Now, all sounds fun and I could go this way but I just discovered that this may defeat my indirect drawing, because of how I have to specify offsets into buffers (remember - I bind them at the beginning and do not change, so starting offset is 0 and I abuse baseVertex to offset the index into vertex buffer to accomodate that there is a single big buffer having all the meshes rather than one buffer / buffer which is bound as a range to a specific offsets outside of draw call). It would work if all buffers are advanced at the same pace - so if I allocate vertex attrib in POSITION buffer, I do this for all other involved buffers, because if I don’t, buffers go out of sync and it’s impossible to calculate a single, common baseVertex to provide in indirect call (there it’s called “firstIndex”).

I tried to visualise this and that’s what I created:

As you can see we end up with non-uniform baseVertex if we mix several buffers that are not in sync.

My question is: [b]Is there any way to avoid this problem, other than
a) sticking to interleaved buffers, where problem exists but it’s single source of data which means I can provide single baseVertex offset
b) synchronizing buffers so they allocate incrementally and equally among all involved buffers - this pretty much couples all buffers in such “batch” together, so I can’t use position buffer for non-skinned meshes anymore - it has to have its own buffer

[/b]I see no other solutions that would not defeat the indirect draw, which I think is such a big gain that I’m probably rather going to give up on non-interleaved unless you tell me this is wrong for some reason I don’t see.

Has anyone thought about it?
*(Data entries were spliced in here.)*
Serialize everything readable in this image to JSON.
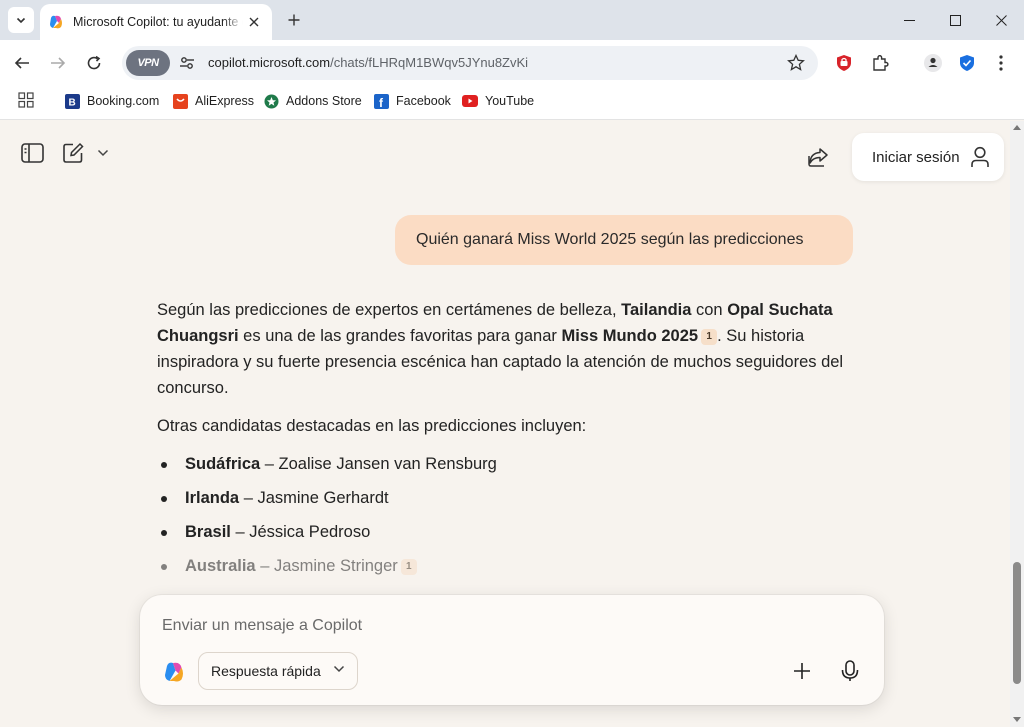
{
  "browser": {
    "tab_title": "Microsoft Copilot: tu ayudante de IA",
    "url_host": "copilot.microsoft.com",
    "url_path": "/chats/fLHRqM1BWqv5JYnu8ZvKi",
    "vpn_label": "VPN",
    "bookmarks": [
      {
        "label": "Booking.com",
        "icon": "booking-icon",
        "color": "#1b3a8a"
      },
      {
        "label": "AliExpress",
        "icon": "aliexpress-icon",
        "color": "#e6431e"
      },
      {
        "label": "Addons Store",
        "icon": "addons-store-icon",
        "color": "#1f7a4a"
      },
      {
        "label": "Facebook",
        "icon": "facebook-icon",
        "color": "#1b64c9"
      },
      {
        "label": "YouTube",
        "icon": "youtube-icon",
        "color": "#e02020"
      }
    ]
  },
  "header": {
    "signin_label": "Iniciar sesión"
  },
  "chat": {
    "user_message": "Quién ganará Miss World 2025 según las predicciones",
    "answer": {
      "p1": {
        "t1": "Según las predicciones de expertos en certámenes de belleza, ",
        "b1": "Tailandia",
        "t2": " con ",
        "b2": "Opal Suchata Chuangsri",
        "t3": " es una de las grandes favoritas para ganar ",
        "b3": "Miss Mundo 2025",
        "cite": "1",
        "t4": ". Su historia inspiradora y su fuerte presencia escénica han captado la atención de muchos seguidores del concurso."
      },
      "p2": "Otras candidatas destacadas en las predicciones incluyen:",
      "candidates": [
        {
          "country": "Sudáfrica",
          "name": " – Zoalise Jansen van Rensburg"
        },
        {
          "country": "Irlanda",
          "name": " – Jasmine Gerhardt"
        },
        {
          "country": "Brasil",
          "name": " – Jéssica Pedroso"
        },
        {
          "country": "Australia",
          "name": " – Jasmine Stringer",
          "cite": "1"
        }
      ]
    }
  },
  "composer": {
    "placeholder": "Enviar un mensaje a Copilot",
    "mode_label": "Respuesta rápida"
  },
  "colors": {
    "page_bg": "#f7f3ee",
    "user_bubble": "#fbdcc4",
    "cite_bg": "#f6dfc9"
  }
}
Seems like indirect is not yet so popular (and I can see why - implementing it is not exactly feasible if someone has already working engine and don’t want to make some sacrifices), so it’s not possible to find others with such problems.

GClements · January 14, 2019, 12:57pm

Interleaved versus non-interleaved doesn’t matter. Either way, all objects drawn using the same draw call must have the same attribute structure.
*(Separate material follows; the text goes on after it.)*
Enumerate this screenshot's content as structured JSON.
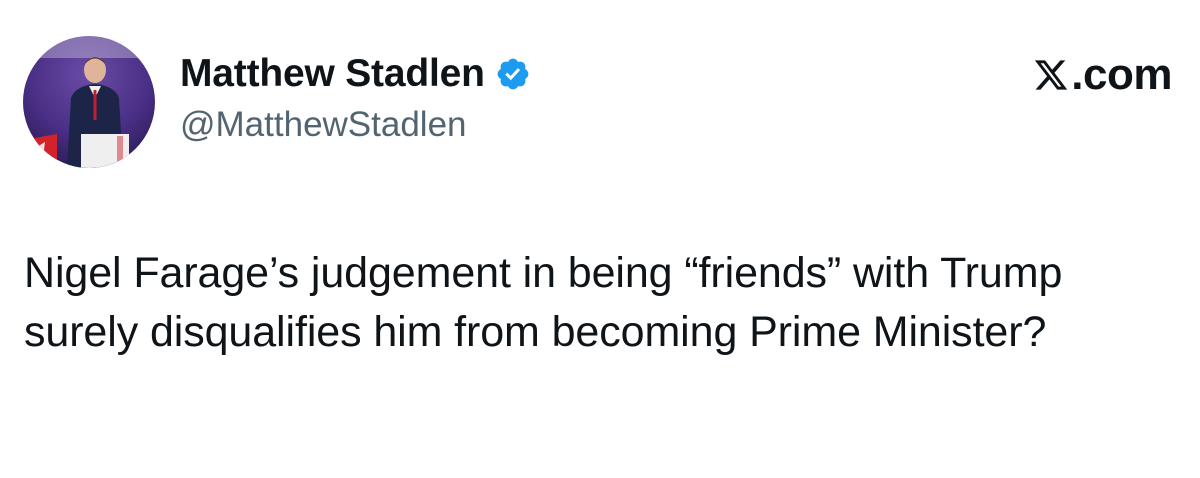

There’s no particular reason to keep the same attribute array state (i.e. VAO) for multiple draw calls. If you have different types of object with different sets of attributes, you may as well just switch VAOs between calls.

noizex · January 14, 2019, 1:09pm

Well, I am changing VAO between calls when it matters - it’s about not changing it in the middle of indirect call.

Alfonse_Reinheart · January 14, 2019, 8:59pm

To add to what GClements said, the basic idea is this: the number of VAO changes should not be proportional to how much stuff you draw. That is, it shouldn’t matter if you draw 1 character or 50,000; you should change VAOs the same number of times.

So you should break things down into a small number of well-defined sets of kinds of rendered stuff. Like UI stuff, character models (skinning), static models, dynamic models, particle systems, etc. Or whatever arrangement you want. Each kind of rendered stuff should have a single VAO, with all such models sharing the same arrays, vertex count, etc.

Oh, and FYI:

I abuse baseVertex to offset the index into vertex buffer to accomodate that there is a single big buffer having all the meshes rather than one buffer / buffer which is bound as a range to a specific offsets outside of draw call

That is not “abuse”; that is exactly why baseVertex exists.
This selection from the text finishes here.